Les archives du passé sont si riches qu’elles nous permettent de connaître jusqu’aux secrets les mieux gardés des Brondillants d’antan. Ainsi en va-t-il pour leurs testaments.
Poursuivez l'Histoire : Retrouvez ici le texte complet de l'article "Histoire et Patrimoine" dont un extrait est présenté dans le magazine municipal B[r]ONjour n°52 de novembre 2025.

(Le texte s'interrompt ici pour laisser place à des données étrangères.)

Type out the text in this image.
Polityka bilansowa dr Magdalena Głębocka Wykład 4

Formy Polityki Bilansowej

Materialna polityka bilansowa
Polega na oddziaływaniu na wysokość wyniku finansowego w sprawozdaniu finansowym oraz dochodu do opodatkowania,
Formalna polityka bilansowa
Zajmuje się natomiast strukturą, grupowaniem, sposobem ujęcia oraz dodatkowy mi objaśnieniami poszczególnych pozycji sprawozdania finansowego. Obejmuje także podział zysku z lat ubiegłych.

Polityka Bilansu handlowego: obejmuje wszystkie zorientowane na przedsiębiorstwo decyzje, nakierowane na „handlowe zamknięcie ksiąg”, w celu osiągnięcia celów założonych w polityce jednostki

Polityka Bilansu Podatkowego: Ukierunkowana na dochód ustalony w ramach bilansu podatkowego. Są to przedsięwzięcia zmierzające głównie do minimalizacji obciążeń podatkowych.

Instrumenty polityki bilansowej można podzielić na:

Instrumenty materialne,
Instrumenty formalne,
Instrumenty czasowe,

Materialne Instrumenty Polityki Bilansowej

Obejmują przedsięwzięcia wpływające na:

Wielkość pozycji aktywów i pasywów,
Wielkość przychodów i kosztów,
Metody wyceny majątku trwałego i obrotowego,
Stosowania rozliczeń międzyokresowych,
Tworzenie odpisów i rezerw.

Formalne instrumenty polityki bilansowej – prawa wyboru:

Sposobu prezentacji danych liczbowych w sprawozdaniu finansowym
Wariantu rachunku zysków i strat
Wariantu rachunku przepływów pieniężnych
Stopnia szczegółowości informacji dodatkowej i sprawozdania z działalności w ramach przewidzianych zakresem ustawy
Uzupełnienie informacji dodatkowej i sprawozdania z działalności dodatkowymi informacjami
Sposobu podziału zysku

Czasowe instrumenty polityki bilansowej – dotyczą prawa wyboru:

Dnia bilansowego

« Considérant l’incertitude de l’heure de la mort a tout humain assurée, aymant mieu la prévenir que d’en estre prévenu, a ces causes désirant tester et disposer de ses biens, il a fait et dicté mot a mot son testament ». Telle est la formule qu’emploie ordinairement maître Decomberousse, notaire à Villeurbanne, lorsqu’il se rend au chevet de ses clients pour recueillir leurs dernières volontés. Mais en ce vendredi 30 janvier 1750, il a accéléré sa plume car Pierre Guillermin, journalier à Bron – autrement dit, un ouvrier agricole -est au plus mal. L’homme est pourtant « consul » (maire) de notre village, et mériterait de plus grands égards, mais il se trouve « dans son lit, malade », et prêt à rendre son dernier souffle. Alors vite, le notaire écoute ce qu’il a à lui dire. Comme tout croyant de son temps, Pierre Guillermin, « après avoir donné des marques d’un bon crétien », demande que soient célébrées après son décès, rien moins que 14 messes de Requiem, pour le repos de son âme et pour celles de ses prédécesseurs. Puis il en vient à désigner les bénéficiaires de sa succession. A sa fille Gabrielle, âgée de 20 ans et donc en âge de convoler en justes noces, il lègue la coquette somme de 120 Livres, équivalente à près d’un an de salaire, ainsi qu’un beau trousseau qui garnira sa corbeille de mariée : des draps, des serviettes, des tabliers, 18 chemises, 18 coiffes, 4 « mouchoirs de col », et enfin un grand coffre en noyer pour contenir le tout.
Le droit d’ainesse prime
Et c’est tout. Mais où sont les terres ? La maison ? Ses meubles ? Sa fille Gabrielle n’aura rien de tout cela. Car en ce 18e siècle, les habitants du Dauphiné pratiquent le droit d’aînesse, et la préférence masculine. L’on parle alors du « droit préciputaire ». Tous les autres biens de Pierre Guillermin reviennent donc à son fils, et à sa femme Gabrielle Trouillet : « a fait, créé et institué et de sa propre bouche nommé pour ses héritiers universels Ennemond Guillermain son fils, et Gabrielle Trouillet sa femme, auxquels il veut et entend tous sesdits biens appartenir de plaint droit ». Le droit successoral était donc autrefois, on ne peut plus inégalitaire. Il en allait ainsi dans pratiquement toute la moitié sud de la France. Seule la moitié nord du royaume était plus généreuse, qui partageait en parts égales la succession entre tous les héritiers. Mais cette scandaleuse inégalité que pratiquaient les Brondillants d’antan, vous en aviez déjà entendu parler. Car tout le monde connaît la fable du Chat botté. Ecrite par Charles Perrault au 17e siècle, elle raconte que le meunier, sentant sa dernière heure arriver, fit venir ses trois fils. A l’aîné, il donna le moulin, et donc le nécessaire pour pouvoir gagner son pain tout au long de sa vie. A son deuxième fils, il donna son âne. Quant au troisième, il ne reçut que le chat. Un chat doué de parole et malin comme un singe, qui permit à son maître de devenir puissant et fortuné. Le conte de Perrault rendait ainsi justice aux cadets déshérités. Mais dans la vraie vie, ces derniers n’avaient comme seule solution que de rester pauvres, ou de migrer en ville ou dans un autre village pour trouver un avenir meilleur. Fort heureusement, le Code civil promulgué sous Napoléon Ier, en 1804, abolit ce système profondément injuste.
Aline Vallais
Sources : Archives du Rhône, 3 E 34249, E dépôt 29/2.